Abraham's faith in God did not waver when he was tested in this way, even through he knew the inheritance he was promised could only come through his son, Isaac. Abraham did not understand why God instructed him to offer his beloved son as a sacrifice on an alter, but he trusted God's Word: "And considered that if Isaac was to die, God is even able to raise people from the dead."
Instructing him to offer his son as a sacrifice, not only appears to be breaking the covenant God made with Abraham, but it also seems to be a violation of God's holy character, but the final part of the verse gives us a clear insight into the reason Abraham was tested in this way: "He considered that God is able to raise people even from the dead, from which he also received him back as a type." The death (and resurrection) of his son was to act as a type, or pattern, of the coming Messiah.
Although Abraham was stopped by the angel before his son was literally killed, Scripture informs us that God was using this encounter as a type of Christ. Isaac was to be a picture of the only begotten Son of God Who would die as a sacrifice for the sin of the world and be raised to life on the third day. This is one of many stories or happenings in the Old Testament that God uses to point us to Christ, which gives us greater understanding of His plan of redemption, and encourages us to live by faith and not by sight.
By obeying God's instructions, Abraham effectively received his son back from the dead when he was halted at the last moment, and serves as a great example of a man of faith who believed God and lived his life by faith.

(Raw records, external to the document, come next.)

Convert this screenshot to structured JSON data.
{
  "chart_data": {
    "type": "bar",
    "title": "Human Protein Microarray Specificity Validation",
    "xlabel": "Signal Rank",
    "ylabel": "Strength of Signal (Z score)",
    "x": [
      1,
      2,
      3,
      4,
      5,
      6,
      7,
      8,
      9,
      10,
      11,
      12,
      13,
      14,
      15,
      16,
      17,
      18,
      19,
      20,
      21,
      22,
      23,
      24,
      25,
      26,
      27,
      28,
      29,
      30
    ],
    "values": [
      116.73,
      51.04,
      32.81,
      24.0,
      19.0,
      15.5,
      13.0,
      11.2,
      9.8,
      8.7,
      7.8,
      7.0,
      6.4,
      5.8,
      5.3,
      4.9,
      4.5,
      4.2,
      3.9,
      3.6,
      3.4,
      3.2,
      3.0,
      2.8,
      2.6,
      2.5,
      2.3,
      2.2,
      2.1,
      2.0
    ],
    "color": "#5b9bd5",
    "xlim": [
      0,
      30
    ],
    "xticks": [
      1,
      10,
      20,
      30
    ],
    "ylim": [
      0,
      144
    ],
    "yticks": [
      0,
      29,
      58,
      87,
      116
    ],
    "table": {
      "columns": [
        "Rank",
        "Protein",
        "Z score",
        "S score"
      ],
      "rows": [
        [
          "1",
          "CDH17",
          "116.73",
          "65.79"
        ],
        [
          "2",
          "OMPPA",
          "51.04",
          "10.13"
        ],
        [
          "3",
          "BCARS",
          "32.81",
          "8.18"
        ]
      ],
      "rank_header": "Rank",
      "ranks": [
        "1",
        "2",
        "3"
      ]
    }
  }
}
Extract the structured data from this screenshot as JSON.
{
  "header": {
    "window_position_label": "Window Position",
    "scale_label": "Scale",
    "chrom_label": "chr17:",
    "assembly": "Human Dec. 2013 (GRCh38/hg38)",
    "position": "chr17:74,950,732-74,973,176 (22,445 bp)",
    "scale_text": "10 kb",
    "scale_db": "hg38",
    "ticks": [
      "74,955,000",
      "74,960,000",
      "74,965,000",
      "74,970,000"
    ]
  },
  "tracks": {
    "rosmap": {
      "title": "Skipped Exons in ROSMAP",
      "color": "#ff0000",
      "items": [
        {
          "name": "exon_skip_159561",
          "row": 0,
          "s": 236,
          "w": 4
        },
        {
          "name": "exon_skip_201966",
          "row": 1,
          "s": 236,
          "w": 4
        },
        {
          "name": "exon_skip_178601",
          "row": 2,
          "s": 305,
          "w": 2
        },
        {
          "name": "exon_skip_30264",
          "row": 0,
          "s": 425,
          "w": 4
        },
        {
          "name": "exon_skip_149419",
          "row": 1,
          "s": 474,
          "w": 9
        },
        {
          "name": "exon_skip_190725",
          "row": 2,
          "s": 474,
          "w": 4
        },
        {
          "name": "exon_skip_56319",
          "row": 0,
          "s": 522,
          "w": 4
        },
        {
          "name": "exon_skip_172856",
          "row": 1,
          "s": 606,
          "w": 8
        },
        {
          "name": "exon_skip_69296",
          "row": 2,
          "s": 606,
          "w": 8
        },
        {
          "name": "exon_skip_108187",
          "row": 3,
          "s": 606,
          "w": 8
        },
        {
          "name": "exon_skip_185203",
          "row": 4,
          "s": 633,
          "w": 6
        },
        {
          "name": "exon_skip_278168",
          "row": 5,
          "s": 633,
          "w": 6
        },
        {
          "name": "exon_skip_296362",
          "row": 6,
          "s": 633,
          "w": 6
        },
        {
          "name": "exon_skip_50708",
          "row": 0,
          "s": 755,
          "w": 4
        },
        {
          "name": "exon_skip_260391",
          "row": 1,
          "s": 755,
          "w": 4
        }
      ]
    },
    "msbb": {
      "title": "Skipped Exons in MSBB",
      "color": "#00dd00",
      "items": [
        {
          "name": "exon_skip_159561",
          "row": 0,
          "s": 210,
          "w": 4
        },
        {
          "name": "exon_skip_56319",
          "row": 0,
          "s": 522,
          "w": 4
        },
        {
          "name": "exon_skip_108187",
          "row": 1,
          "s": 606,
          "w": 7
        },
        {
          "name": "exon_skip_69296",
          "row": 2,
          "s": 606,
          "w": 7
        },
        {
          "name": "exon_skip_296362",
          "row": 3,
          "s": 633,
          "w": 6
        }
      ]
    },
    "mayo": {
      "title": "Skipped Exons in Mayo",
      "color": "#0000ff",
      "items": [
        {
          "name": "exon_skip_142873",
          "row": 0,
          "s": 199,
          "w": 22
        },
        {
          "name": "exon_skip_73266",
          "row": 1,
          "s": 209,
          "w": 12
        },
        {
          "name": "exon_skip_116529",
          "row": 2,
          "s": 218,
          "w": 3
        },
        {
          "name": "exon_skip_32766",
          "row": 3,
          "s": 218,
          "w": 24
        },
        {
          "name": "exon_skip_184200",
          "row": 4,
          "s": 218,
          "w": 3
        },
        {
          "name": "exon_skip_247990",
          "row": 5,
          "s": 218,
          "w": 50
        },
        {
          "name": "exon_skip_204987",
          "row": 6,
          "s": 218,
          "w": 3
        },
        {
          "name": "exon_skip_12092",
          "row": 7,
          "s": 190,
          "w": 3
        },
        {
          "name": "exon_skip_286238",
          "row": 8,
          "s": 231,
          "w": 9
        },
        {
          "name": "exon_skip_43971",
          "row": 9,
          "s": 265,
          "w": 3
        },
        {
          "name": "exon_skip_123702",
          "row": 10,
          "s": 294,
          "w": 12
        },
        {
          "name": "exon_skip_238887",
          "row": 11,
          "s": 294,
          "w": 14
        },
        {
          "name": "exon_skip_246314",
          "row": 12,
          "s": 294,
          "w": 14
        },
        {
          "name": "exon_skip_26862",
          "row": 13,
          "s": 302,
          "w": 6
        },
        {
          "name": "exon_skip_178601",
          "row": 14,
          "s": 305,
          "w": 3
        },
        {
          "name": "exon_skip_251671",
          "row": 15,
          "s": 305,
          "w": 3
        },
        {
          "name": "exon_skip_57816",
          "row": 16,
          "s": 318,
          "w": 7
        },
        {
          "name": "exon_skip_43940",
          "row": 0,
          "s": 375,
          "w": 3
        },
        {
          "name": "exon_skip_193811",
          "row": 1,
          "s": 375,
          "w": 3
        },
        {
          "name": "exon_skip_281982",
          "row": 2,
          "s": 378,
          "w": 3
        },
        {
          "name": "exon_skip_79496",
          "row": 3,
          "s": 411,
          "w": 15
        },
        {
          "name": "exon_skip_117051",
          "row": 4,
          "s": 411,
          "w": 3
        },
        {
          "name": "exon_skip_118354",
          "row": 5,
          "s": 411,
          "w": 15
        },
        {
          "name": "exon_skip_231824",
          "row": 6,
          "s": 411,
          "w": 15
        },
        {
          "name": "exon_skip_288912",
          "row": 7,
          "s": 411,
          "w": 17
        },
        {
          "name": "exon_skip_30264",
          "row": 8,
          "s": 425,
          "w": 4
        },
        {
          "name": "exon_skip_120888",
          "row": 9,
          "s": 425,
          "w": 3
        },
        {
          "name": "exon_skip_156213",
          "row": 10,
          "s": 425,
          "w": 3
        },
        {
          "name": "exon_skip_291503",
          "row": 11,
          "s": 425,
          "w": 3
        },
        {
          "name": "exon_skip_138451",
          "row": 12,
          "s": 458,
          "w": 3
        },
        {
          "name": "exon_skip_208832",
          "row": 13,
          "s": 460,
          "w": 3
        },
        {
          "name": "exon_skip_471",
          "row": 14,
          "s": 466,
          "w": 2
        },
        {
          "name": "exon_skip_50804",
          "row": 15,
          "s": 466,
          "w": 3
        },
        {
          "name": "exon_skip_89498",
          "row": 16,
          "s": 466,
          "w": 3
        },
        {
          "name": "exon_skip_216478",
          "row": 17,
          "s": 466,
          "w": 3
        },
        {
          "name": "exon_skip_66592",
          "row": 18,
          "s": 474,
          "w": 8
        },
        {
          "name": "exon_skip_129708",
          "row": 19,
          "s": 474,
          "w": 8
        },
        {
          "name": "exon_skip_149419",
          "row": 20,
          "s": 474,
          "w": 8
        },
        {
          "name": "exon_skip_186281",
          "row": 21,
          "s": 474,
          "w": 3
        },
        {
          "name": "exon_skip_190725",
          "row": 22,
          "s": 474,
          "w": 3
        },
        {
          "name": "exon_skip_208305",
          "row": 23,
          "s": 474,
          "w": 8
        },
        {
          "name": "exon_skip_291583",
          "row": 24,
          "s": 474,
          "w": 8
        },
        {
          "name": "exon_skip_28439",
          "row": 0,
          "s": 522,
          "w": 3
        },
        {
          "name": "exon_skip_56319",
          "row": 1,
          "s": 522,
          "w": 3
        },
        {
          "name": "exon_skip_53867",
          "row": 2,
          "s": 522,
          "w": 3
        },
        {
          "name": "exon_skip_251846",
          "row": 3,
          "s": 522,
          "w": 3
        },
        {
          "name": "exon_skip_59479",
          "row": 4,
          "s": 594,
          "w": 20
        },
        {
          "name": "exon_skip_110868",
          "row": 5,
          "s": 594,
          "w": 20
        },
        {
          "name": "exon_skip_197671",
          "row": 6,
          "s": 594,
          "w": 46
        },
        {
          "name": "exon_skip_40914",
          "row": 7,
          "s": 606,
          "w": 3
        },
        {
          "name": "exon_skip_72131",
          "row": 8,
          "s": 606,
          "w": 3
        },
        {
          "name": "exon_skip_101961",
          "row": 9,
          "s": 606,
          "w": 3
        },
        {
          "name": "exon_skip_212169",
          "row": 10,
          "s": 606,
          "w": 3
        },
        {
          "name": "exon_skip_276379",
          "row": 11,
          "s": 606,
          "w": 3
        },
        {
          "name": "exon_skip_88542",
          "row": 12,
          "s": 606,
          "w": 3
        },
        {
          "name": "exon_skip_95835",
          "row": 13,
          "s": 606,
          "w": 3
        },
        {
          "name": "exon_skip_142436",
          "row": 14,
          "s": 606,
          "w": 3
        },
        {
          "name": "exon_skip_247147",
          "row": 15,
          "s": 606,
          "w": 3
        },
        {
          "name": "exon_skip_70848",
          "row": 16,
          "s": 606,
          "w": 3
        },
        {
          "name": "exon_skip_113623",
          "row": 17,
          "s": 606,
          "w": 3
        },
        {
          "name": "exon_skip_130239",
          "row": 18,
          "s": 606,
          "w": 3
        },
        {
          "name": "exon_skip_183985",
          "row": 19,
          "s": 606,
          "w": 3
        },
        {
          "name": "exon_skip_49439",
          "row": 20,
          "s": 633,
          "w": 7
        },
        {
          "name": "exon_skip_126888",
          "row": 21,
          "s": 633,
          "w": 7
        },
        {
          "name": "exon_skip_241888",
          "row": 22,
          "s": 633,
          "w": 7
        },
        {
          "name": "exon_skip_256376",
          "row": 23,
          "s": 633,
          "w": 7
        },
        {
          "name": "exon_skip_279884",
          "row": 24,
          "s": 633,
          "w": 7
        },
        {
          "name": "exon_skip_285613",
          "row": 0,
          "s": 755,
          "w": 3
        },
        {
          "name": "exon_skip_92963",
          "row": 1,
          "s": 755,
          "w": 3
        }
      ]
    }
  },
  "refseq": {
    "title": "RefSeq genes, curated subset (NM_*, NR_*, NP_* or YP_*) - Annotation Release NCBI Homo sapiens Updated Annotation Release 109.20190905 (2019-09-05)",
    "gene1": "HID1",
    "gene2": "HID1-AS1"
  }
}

Like Abraham, we are all not only called to be saved by faith but also to live by faith, even though we may not understand some of the painful circumstances we are called to undergo. James encourages us to consider the various trials we encounter as a joy, knowing that the testing of our faith produces endurance and develops godly patience which causes us to grow more and more like our Lord and Saviour, Jesus Christ.
May we remember the beautiful picture of Abraham's offering of his only begotten son and give thanks to God that He was ready and willing to sacrifice His only begotten Son on the Cross for our redemption.
Heavenly Father, thank You for the many ways You teach us the truth of Your redemptive plan and for the example of Abraham, a man of faith who trusted You when severely tested and who You used as an example of living our life by faith. I pray that my faith in You may grow and mature and that no matter what circumstances happen in this life, I will trust You with all my heart. This I ask in Jesus' name, AMEN.